MOTORIZED BICYCLES:   bikebug parts posted by: Larry Brink on 4/18/2003 at 12:19:18 AM
My father picked up my bikebug when I was eight years old at a garge sale for ten dollars. Now I'm 23 and I'd like to get it running for my younger brother. It's been sitting for quite a while, and there are a few items I need:
1. Kill button with small spring that sits behind it
2. New roller(would love to have the indestructable wet weather type)
Also do they make a carb kit for bikebugs? Will pay via money order to anybody can supply me with these items.








AGE / VALUE:   Motor on a 3 Wheeler posted by: Mike Schneider on 4/17/2003 at 7:27:44 PM
I am interested in putting a TAS Spitz on a Trike (3 Wheel Bicycle). Haven't doen it - Have got some photos from folks that have.

A guy in Austin, Texas has some Workover 3 Wheel Bikes for sale. (The bikes came from a GM assembly plant where they used them in the plant. The Workman Bike looks heavy duty compared to others I have seen.

Looking for your experience before I buy one and try it.

BITW (Brothers In The Wind)

Mike


   RE:AGE / VALUE:   Motor on a 3 Wheeler posted by Larry Wlos on 4/17/2003 at 10:50:53 PM
Mike ,I have a trike with a Free Spirit engine on it, same engine as Tas Spitz. Make sure you use a wheel with a front brake because of the weight of the trike. My trike is a Worksman, heavy duty. It runs well but I am removing it and mounting a 5HP Honda on the back.
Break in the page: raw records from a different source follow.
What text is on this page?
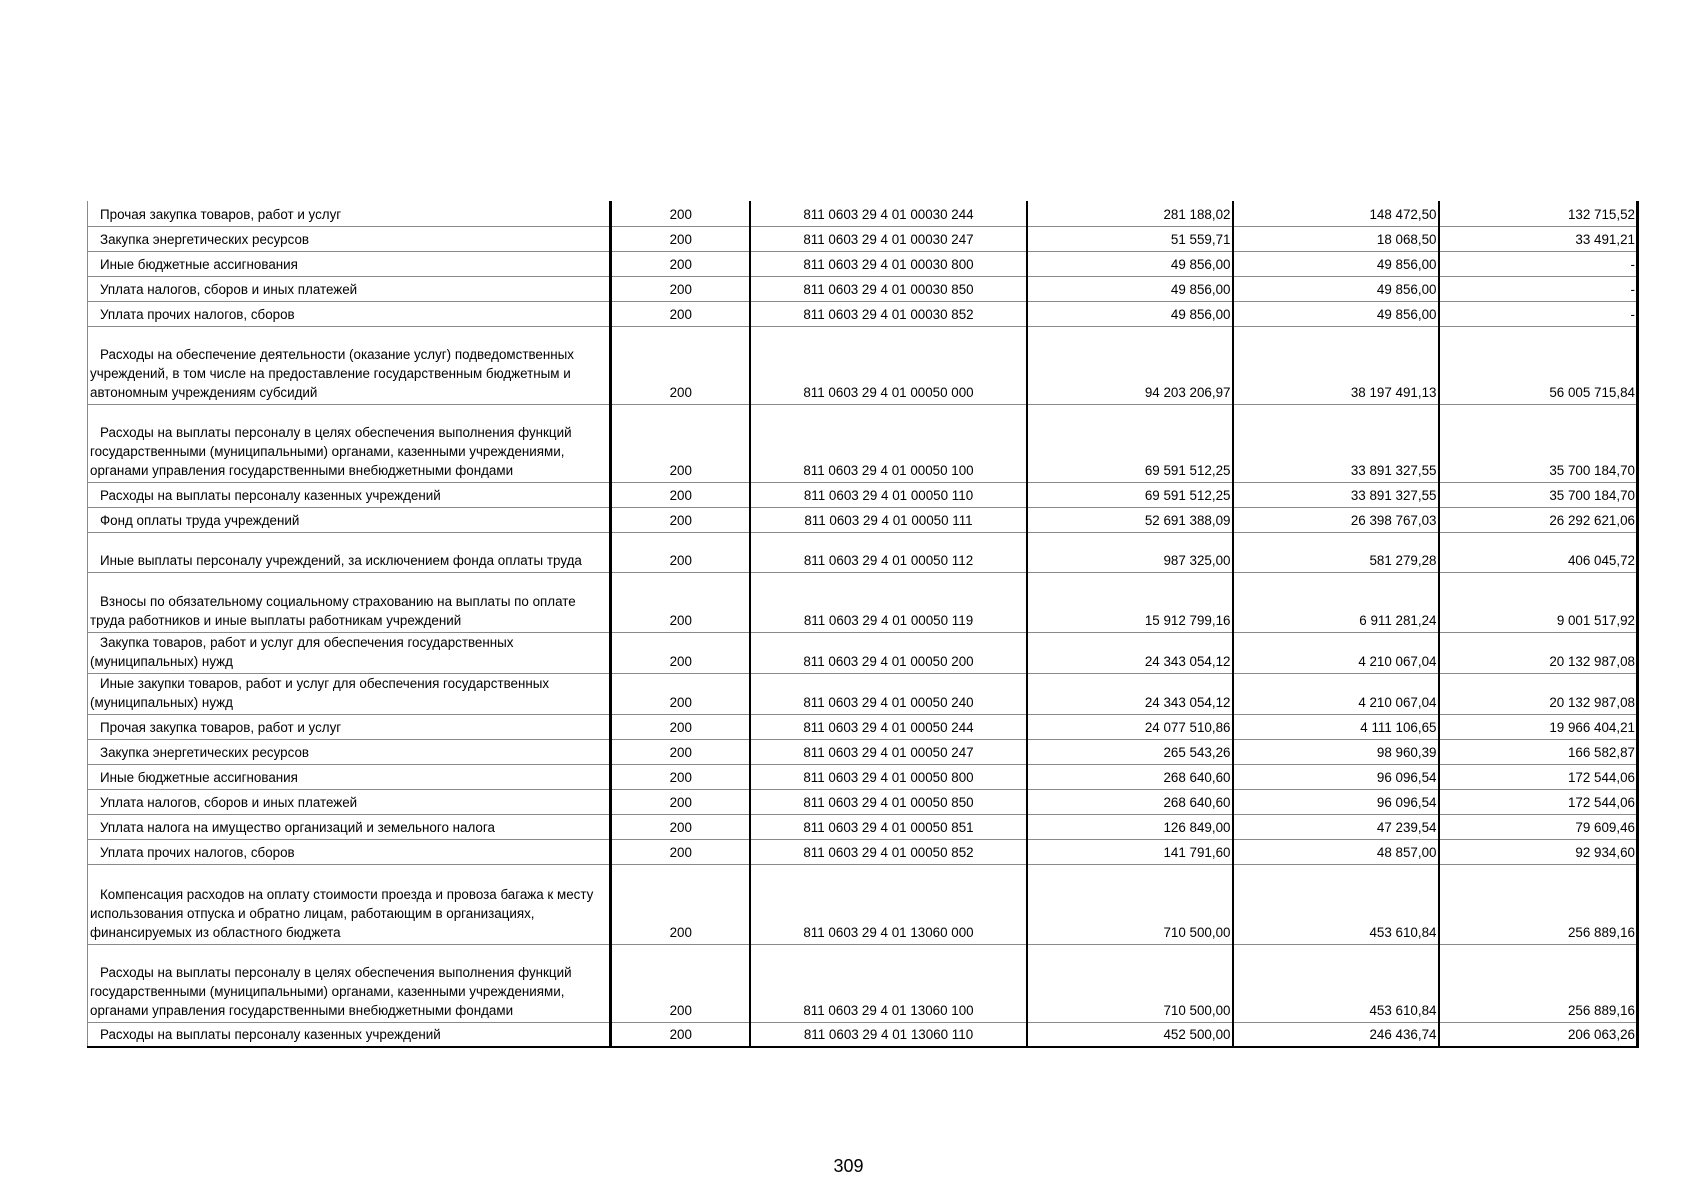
Прочая закупка товаров, работ и услуг	200	811 0603 29 4 01 00030 244	281 188,02	148 472,50	132 715,52
Закупка энергетических ресурсов	200	811 0603 29 4 01 00030 247	51 559,71	18 068,50	33 491,21
Иные бюджетные ассигнования	200	811 0603 29 4 01 00030 800	49 856,00	49 856,00	-
Уплата налогов, сборов и иных платежей	200	811 0603 29 4 01 00030 850	49 856,00	49 856,00	-
Уплата прочих налогов, сборов	200	811 0603 29 4 01 00030 852	49 856,00	49 856,00	-
Расходы на обеспечение деятельности (оказание услуг) подведомственных учреждений, в том числе на предоставление государственным бюджетным и автономным учреждениям субсидий	200	811 0603 29 4 01 00050 000	94 203 206,97	38 197 491,13	56 005 715,84
Расходы на выплаты персоналу в целях обеспечения выполнения функций государственными (муниципальными) органами, казенными учреждениями, органами управления государственными внебюджетными фондами	200	811 0603 29 4 01 00050 100	69 591 512,25	33 891 327,55	35 700 184,70
Расходы на выплаты персоналу казенных учреждений	200	811 0603 29 4 01 00050 110	69 591 512,25	33 891 327,55	35 700 184,70
Фонд оплаты труда учреждений	200	811 0603 29 4 01 00050 111	52 691 388,09	26 398 767,03	26 292 621,06
Иные выплаты персоналу учреждений, за исключением фонда оплаты труда	200	811 0603 29 4 01 00050 112	987 325,00	581 279,28	406 045,72
Взносы по обязательному социальному страхованию на выплаты по оплате труда работников и иные выплаты работникам учреждений	200	811 0603 29 4 01 00050 119	15 912 799,16	6 911 281,24	9 001 517,92
Закупка товаров, работ и услуг для обеспечения государственных (муниципальных) нужд	200	811 0603 29 4 01 00050 200	24 343 054,12	4 210 067,04	20 132 987,08
Иные закупки товаров, работ и услуг для обеспечения государственных (муниципальных) нужд	200	811 0603 29 4 01 00050 240	24 343 054,12	4 210 067,04	20 132 987,08
Прочая закупка товаров, работ и услуг	200	811 0603 29 4 01 00050 244	24 077 510,86	4 111 106,65	19 966 404,21
Закупка энергетических ресурсов	200	811 0603 29 4 01 00050 247	265 543,26	98 960,39	166 582,87
Иные бюджетные ассигнования	200	811 0603 29 4 01 00050 800	268 640,60	96 096,54	172 544,06
Уплата налогов, сборов и иных платежей	200	811 0603 29 4 01 00050 850	268 640,60	96 096,54	172 544,06
Уплата налога на имущество организаций и земельного налога	200	811 0603 29 4 01 00050 851	126 849,00	47 239,54	79 609,46
Уплата прочих налогов, сборов	200	811 0603 29 4 01 00050 852	141 791,60	48 857,00	92 934,60
Компенсация расходов на оплату стоимости проезда и провоза багажа к месту использования отпуска и обратно лицам, работающим в организациях, финансируемых из областного бюджета	200	811 0603 29 4 01 13060 000	710 500,00	453 610,84	256 889,16
Расходы на выплаты персоналу в целях обеспечения выполнения функций государственными (муниципальными) органами, казенными учреждениями, органами управления государственными внебюджетными фондами	200	811 0603 29 4 01 13060 100	710 500,00	453 610,84	256 889,16
Расходы на выплаты персоналу казенных учреждений	200	811 0603 29 4 01 13060 110	452 500,00	246 436,74	206 063,26
309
   RE:AGE / VALUE:   Motor on a 3 Wheeler posted by Rif on 4/26/2003 at 3:42:04 AM
Mike,
I had my Bike-Bug mounted on my 24" Scwhinn Tri-Wheeler for a while. It was cool for running erands to the store! People really dug it when I'd load up a couple of grocery sacks and buzz away!
My first ride on it with the motor was slightly less than triumphant However.
I got peddaling up to speed and grabbed the shifter. After a few seconds the motor sputtered to life and took over! I was rolling up the street like nobody's business. I went to turn, forgetting about the turning situation on a trike, and promptly ended up on my head.
Pretty funny. The only thing hurt was my pride.